Clearly, no one can make a rational argument that the current system empowers Maine, or conservative voters in Maine. As things currently stand, Maine voters control just those four electoral votes. But under a National Popular Vote, they become powerful participants in deciding the disposition of 270 electoral votes – enough to elect a president of the United States.

That’s because the National Popular Vote Interstate Compact requires a candidate to win the most popular votes across all 50 states and the District of Columbia in order to be awarded 270 electoral votes. So, it stands to reason that campaigns would be compelled to go after every voter in Maine, and every other state – red, blue, or purple – small or large – urban, rural, or suburban.

In other words, no more campaign “fly-over” territory. Under a National Popular Vote, every voter in every state would be powerful, sought after, and politically relevant in every presidential election.

Today, presidential campaigns virtually ignore 38 states (and 70 percent of the U.S. population) because they predictably fall into either the red or blue columns every four years. Why, candidates reason, should we waste precious resources in states where we are so far ahead we can’t possibly lose – or so far behind we can’t possibly win?

Instead, campaigns devote virtually all of their time, money, and grassroots organizing to just 12 so-called “battleground” states like Ohio, Virginia, Pennsylvania, and Florida, with a propensity to swing their prized electoral votes from one party to another.
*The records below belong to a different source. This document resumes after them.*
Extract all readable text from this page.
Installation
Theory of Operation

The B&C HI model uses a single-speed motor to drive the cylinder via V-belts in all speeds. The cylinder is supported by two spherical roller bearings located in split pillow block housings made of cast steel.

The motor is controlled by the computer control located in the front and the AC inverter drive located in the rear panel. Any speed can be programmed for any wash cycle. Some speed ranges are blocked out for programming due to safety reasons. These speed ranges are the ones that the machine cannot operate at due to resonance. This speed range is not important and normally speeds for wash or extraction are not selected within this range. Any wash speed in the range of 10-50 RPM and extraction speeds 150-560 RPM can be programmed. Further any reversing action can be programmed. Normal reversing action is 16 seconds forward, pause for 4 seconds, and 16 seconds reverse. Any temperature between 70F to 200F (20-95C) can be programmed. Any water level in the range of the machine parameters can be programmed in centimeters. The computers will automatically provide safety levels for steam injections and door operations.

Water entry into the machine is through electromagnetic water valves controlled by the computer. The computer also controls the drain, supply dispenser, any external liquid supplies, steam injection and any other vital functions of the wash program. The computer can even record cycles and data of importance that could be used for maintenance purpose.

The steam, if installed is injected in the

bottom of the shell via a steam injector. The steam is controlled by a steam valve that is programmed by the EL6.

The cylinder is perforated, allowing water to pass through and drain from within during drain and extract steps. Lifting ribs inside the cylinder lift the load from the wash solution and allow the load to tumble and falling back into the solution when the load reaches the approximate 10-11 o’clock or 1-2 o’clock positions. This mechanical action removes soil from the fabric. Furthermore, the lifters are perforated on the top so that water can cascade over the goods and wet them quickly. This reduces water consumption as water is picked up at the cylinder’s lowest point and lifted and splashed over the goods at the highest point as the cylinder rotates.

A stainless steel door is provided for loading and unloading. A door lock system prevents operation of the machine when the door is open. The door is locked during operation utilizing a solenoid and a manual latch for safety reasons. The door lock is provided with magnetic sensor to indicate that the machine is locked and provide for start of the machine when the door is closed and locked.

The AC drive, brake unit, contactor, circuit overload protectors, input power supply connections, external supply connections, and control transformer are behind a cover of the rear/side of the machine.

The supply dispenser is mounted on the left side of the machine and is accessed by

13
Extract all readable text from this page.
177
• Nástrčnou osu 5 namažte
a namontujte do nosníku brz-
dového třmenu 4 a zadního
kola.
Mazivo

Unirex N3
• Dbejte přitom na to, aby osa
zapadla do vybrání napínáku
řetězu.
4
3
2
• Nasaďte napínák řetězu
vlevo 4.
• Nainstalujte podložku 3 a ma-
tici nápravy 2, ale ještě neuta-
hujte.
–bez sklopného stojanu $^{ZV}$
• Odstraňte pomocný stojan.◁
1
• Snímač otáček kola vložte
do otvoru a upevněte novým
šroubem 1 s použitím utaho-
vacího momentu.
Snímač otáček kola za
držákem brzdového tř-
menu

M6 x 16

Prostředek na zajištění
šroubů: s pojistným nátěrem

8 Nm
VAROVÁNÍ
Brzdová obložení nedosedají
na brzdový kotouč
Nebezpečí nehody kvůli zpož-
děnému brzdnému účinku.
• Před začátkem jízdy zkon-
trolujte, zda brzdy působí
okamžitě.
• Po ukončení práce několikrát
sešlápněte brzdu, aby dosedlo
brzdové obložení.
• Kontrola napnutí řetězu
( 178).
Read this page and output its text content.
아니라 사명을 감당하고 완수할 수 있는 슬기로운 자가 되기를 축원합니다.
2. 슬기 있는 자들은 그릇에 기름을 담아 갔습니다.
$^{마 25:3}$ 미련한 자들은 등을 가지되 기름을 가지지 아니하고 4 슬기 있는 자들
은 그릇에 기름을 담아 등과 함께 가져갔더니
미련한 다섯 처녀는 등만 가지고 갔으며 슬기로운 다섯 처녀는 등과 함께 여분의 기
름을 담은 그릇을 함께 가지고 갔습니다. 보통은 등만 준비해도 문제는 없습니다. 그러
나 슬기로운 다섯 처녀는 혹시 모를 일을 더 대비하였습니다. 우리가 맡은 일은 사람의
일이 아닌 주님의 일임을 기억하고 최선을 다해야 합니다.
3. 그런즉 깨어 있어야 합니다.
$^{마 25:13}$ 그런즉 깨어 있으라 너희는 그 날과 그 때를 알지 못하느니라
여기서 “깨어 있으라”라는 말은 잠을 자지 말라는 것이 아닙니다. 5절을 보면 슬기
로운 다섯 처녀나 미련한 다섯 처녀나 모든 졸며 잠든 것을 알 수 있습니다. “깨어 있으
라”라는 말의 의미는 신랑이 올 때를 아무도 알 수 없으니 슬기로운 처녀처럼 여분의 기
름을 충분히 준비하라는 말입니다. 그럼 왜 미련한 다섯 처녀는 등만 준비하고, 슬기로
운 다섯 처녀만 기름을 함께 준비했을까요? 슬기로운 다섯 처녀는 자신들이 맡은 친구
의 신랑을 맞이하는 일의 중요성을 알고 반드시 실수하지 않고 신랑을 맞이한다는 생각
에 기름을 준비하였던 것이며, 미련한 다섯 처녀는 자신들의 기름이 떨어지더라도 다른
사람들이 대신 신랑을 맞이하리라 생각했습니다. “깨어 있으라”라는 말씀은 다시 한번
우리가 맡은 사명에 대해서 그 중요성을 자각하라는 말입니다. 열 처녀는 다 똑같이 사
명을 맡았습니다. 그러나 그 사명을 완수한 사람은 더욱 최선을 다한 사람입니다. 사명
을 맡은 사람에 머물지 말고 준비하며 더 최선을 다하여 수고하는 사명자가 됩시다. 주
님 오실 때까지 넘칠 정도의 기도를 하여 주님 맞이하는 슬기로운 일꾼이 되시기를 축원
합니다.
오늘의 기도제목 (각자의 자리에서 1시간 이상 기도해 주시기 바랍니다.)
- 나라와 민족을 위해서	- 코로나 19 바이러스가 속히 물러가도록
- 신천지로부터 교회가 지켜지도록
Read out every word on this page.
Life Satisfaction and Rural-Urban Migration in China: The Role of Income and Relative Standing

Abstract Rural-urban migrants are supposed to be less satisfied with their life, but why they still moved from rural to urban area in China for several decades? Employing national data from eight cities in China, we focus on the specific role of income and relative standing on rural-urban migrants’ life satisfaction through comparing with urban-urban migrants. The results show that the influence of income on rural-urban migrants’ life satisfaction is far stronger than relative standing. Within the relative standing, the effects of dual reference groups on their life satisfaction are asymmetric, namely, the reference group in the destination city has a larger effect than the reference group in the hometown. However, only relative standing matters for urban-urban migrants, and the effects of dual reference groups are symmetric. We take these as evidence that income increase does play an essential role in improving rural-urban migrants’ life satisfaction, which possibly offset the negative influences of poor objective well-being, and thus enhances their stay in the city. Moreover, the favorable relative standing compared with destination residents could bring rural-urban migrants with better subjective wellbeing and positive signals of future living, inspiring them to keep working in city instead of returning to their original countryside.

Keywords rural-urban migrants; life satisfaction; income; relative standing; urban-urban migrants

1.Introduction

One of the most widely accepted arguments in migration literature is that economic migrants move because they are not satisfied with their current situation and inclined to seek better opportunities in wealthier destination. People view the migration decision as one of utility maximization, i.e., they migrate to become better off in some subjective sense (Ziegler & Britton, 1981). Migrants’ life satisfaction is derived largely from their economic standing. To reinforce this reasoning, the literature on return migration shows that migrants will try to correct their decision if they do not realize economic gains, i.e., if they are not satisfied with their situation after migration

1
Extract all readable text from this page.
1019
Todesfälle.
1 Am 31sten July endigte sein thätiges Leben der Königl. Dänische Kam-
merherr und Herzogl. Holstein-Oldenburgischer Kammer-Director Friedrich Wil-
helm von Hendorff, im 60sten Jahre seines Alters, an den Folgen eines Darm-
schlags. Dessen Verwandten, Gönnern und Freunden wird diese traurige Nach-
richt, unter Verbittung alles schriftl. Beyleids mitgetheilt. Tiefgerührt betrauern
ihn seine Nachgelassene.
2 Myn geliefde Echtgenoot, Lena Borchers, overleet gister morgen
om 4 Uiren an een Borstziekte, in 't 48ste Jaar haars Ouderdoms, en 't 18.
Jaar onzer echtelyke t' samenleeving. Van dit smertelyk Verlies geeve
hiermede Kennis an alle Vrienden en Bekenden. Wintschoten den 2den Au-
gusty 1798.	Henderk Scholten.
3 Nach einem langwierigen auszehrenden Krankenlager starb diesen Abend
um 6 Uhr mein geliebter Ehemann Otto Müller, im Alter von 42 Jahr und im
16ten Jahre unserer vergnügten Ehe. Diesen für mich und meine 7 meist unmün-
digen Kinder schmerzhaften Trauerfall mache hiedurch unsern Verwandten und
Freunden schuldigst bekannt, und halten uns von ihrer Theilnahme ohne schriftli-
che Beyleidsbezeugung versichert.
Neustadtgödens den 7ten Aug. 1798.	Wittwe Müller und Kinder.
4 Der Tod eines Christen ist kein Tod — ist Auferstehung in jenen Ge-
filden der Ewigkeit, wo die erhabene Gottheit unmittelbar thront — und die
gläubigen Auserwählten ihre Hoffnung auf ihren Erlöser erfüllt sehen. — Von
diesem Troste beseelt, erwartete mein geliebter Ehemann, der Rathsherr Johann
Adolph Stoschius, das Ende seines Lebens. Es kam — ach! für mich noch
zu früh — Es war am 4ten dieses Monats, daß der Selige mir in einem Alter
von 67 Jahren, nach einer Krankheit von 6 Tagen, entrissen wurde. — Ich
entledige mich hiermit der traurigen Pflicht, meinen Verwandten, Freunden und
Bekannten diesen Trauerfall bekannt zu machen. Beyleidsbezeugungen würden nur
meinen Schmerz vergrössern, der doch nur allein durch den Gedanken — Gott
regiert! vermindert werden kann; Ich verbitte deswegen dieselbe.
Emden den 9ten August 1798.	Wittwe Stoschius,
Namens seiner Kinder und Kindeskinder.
Shortly after the 2016 election, Trump – who bested Clinton 48.4 percent to 46.5 percent in the 12-state battleground popular vote – acknowledged that he would have greatly broadened his campaign under a National Popular Vote system:

“I would have done even better in the election, if that’s possible, if the winner was based on the popular vote, but would have campaigned differently,” he said shortly after winning the 2016 contest. “I would have won the popular vote if I had campaigned for the popular vote….”

Here’s the bottom line. It’s time for Maine to pass the National Popular Vote bill, join the National Popular Vote Interstate Compact, and give every voter in Maine a powerful new voice in delivering 270 electoral votes to the next president of the United States.

Eleven states and the District of Columbia – with a combined total of 172 electoral votes – are already on board. When Colorado Governor Jared Polis signs the National Popular Vote bill, the National Popular Vote Interstate Compact will be just 84 electoral votes short of being enacted.

This is an idea whose time has come.

Note: The view of the author does not reflect the view of The Maine Heritage Policy Center.